Two local designers have combined West Coast modern design and environmental consciousness in Vancouver’s first net-zero solar-powered laneway house.

The quaint two-storey laneway house located on E. 57th Avenue and Vivian Street includes super-insulated walls, triple-glazed windows and doors, an air-source heat pump, a back-up power system and 12 solar panels.

Ninety-five per cent of the lights are also LED.  

“The building produces as much energy as it uses over the course of a year,” said Bryn Davidson, co-owner and designer of Lanefab Design. “It produces extra power in the summer when it’s sunny and it then draws that power back from the grid in the winter when it’s dark.”

The 1,050-square-foot laneway house includes one bedroom, two baths and a single car garage.  
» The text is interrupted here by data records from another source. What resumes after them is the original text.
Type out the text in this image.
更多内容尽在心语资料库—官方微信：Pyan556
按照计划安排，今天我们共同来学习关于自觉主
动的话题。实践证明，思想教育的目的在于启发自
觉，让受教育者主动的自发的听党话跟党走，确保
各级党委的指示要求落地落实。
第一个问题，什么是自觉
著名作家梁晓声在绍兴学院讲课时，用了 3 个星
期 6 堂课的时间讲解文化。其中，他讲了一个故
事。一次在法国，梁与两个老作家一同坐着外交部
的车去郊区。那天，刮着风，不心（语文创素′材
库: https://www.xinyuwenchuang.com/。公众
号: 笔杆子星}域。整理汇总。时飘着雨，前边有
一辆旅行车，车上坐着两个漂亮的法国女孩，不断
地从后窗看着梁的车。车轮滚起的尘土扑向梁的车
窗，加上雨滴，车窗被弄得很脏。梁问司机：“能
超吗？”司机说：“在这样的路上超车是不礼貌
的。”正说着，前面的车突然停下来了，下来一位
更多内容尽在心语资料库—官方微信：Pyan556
Construction costs are estimated at $320,000, which Davidson says is comparable to buying a new 600-square-foot-condo.

“There are two owners of the property; one will live in the lane house and the other will live in the main house. It’s a way of getting a piece of property in Vancouver for half the price. It makes it much more affordable,” added co-owner Mat Turner.

A laneway house is a detached dwelling located in the typical garage area of a single-family lot.

The house is part of the city’s EcoDensity laneway housing initiative launched in 2009. There are approximately 200 laneway houses in Vancouver.

There is an open house Saturday and Sunday from noon to 4 p.m. for people interested in touring the laneway house.